Все замолкли на время, соображая.

– Ну, ладно, – сказал Лешка. – Давайте на посошок и по койкам.

– Мрачная история, – вздохнул Игорь. – Хотите, я веселую расскажу? Представьте, у меня дед в концлагере охранникам голыми руками головы отрывал. Выжил чудом – узники подняли восстание, когда поняли, что всех их сейчас отправят в газовые камеры. И дотянули до прихода американцев. Дед до сих пор по праздникам обедает из лагерной алюминиевой миски. Чтобы не забывать. Тарелок не признает, только в гостях.

– Это тут при чем? Какая связь? – раздраженно буркнул Дмитрий.

– А при том, что дед говорит, будто Россия превратилась в концлагерь. Как советская власть рухнула, все тут же поделились на охранников и заключенных. Такая самоорганизация.

– Можно подумать, раньше было по-другому, – возразил Дмитрий. – И погоди, власть еще не рухнула.

– Рухнула, – мрачно сказал Лешка. – Это я тебе как представитель ее говорю: нет власти. Теперь, если не получаешь удовольствия от того, что кого-нибудь мучаешь, обворовываешь или обманываешь, – не выплыть.

– Дерьмо всегда плавало, – заметил Игорь.

– Кстати, пошли еще занырнем, – сказал Дмитрий.

Но купаться не пошли, а выпили на посошок.

– А что, правда, тот немец мумии из трупов делает? – спросил я.

– Вот те крест, – перекрестился Дмитрий. – Я ж говорю, получается, как в паноптикуме. Будто живые, только страшные до смерти.

– Мертвяков бояться не надо, – ухмыльнулся Лешка. – Не то что живых.

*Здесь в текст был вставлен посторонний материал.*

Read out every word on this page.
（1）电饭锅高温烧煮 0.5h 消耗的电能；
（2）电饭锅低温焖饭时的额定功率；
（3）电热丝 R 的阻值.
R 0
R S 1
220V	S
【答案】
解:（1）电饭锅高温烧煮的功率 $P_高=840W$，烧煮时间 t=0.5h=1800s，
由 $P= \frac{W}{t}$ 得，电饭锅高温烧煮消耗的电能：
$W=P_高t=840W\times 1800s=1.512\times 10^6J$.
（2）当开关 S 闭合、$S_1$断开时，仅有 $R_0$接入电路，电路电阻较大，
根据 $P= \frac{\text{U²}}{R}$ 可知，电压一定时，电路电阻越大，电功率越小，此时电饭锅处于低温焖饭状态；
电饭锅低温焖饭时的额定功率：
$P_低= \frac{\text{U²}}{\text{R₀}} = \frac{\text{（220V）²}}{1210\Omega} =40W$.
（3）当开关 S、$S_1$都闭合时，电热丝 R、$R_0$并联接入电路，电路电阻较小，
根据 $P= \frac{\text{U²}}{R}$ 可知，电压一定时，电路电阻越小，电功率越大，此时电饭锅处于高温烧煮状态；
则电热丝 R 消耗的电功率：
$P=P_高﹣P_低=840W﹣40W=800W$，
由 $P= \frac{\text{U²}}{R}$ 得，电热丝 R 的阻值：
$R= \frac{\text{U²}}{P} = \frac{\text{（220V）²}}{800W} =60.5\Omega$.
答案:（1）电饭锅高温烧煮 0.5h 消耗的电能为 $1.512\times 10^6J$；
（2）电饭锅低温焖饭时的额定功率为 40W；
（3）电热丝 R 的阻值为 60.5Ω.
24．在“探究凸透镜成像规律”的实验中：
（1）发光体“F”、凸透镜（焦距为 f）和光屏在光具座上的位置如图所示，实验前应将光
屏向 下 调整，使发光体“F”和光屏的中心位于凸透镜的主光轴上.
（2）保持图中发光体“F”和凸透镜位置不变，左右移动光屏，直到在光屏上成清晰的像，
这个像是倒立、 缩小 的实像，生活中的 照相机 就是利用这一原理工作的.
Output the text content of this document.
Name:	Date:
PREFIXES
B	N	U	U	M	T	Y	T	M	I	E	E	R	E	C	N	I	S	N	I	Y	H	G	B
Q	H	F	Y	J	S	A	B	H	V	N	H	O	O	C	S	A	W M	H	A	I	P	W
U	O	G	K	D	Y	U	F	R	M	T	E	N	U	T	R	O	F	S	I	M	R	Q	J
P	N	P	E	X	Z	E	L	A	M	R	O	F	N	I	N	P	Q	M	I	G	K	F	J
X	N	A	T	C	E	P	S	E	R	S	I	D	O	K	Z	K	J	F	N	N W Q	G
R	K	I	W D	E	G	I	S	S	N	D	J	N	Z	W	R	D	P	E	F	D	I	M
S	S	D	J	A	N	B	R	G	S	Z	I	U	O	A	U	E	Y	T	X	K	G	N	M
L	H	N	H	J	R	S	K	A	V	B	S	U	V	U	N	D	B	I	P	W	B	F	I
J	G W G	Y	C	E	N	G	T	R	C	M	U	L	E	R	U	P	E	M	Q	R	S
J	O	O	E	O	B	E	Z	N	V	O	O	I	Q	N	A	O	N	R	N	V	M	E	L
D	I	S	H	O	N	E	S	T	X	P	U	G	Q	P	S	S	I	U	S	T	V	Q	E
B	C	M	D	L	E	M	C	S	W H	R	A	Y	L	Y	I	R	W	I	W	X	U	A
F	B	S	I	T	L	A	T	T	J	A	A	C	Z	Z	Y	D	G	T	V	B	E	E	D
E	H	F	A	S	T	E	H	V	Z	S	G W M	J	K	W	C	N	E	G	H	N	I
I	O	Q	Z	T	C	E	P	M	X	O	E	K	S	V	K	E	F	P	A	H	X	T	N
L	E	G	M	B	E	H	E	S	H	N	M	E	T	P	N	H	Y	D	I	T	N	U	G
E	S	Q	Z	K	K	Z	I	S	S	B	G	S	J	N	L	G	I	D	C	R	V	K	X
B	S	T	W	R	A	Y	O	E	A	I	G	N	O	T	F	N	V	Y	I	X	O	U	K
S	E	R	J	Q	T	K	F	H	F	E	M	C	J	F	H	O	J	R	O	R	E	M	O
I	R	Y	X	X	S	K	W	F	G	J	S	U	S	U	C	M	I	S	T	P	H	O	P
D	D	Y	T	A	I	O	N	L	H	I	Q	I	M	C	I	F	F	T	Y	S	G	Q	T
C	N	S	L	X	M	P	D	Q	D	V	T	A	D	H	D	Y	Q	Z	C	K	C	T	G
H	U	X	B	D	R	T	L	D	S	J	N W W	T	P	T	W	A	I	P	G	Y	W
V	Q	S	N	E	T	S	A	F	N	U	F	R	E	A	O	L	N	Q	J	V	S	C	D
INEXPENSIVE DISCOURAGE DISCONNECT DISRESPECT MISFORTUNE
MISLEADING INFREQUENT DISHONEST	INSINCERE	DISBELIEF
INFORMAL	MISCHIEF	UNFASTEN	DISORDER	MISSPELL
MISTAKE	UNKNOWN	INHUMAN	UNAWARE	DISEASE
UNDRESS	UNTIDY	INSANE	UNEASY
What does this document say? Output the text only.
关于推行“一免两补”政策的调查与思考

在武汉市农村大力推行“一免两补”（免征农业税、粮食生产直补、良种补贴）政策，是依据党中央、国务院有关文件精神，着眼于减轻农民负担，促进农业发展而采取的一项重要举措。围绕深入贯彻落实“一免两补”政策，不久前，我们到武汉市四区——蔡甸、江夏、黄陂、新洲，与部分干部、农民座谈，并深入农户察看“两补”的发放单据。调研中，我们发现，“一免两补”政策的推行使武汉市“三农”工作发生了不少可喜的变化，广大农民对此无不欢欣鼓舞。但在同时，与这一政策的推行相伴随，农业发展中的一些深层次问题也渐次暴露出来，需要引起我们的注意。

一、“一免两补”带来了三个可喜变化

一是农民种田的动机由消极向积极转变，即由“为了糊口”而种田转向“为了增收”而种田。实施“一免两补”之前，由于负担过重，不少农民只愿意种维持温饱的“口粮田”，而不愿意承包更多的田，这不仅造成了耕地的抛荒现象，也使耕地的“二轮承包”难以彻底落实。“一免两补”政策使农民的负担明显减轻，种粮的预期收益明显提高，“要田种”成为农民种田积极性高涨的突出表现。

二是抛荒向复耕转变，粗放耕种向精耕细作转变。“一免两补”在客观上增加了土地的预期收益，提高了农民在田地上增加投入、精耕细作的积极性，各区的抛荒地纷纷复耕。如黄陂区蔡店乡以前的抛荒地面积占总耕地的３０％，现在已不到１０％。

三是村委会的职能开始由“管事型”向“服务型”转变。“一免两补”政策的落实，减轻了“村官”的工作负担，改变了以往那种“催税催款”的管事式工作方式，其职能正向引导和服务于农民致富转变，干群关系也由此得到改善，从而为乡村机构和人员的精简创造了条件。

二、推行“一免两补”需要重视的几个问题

Мертвые – кореша безобидные.

– Ну, не скажи, – возразил Дмитрий. – Я пацанам не поверил, пошел сам на кладбище. Смотрю, Сохатый в плаще над своей могилой стоит… И глаз его блестит, стеклянный… Тут я как заору, ствол достал, с места сойти не могу. Думал, лопну от крика, пока не всадил в него пулю.

– Серебряную?

– Уж какая была.

– И что?

– Ничего. Испортил Сохатому костюмчик, потом пришел, заштопал.

– Заливаешь, – сказал Игорь. – Ты и нитку-то в иголку не просунешь.

– Зато я сейчас кое-кому кое-куда кое-что просуну, если не заткнешься.

– И что – вот так они и стоят: зимой и летом одним цветом? – спросил я.

– Зимой куртку на плечи набрасывают. Летом – в рубашке. Правда, говорят, этой зимой бичи куртку стырили…

– Мародеры, – вздохнул Лешка. – Ничего святого.

– Им нужнее. Такое время… – вздохнул Игорь. – Барачное время.

– Мрак… – поежился Лешка и выругался. – Бесовщина отовсюду прет. Никогда раньше такого не было. Каннибалы. Маньяки. Половина мужского населения страны в бандитов обратилась. Кругом одни оборотни. Что с Россией творится – никто не знает. В народе слух всегда был, что перед войной Россия в образе нищенки ходит по земле и хлебушка просит. А кто не дает – у того вся семья в войну погибнет. Говорят, теперь тоже ее, нищенку, видели…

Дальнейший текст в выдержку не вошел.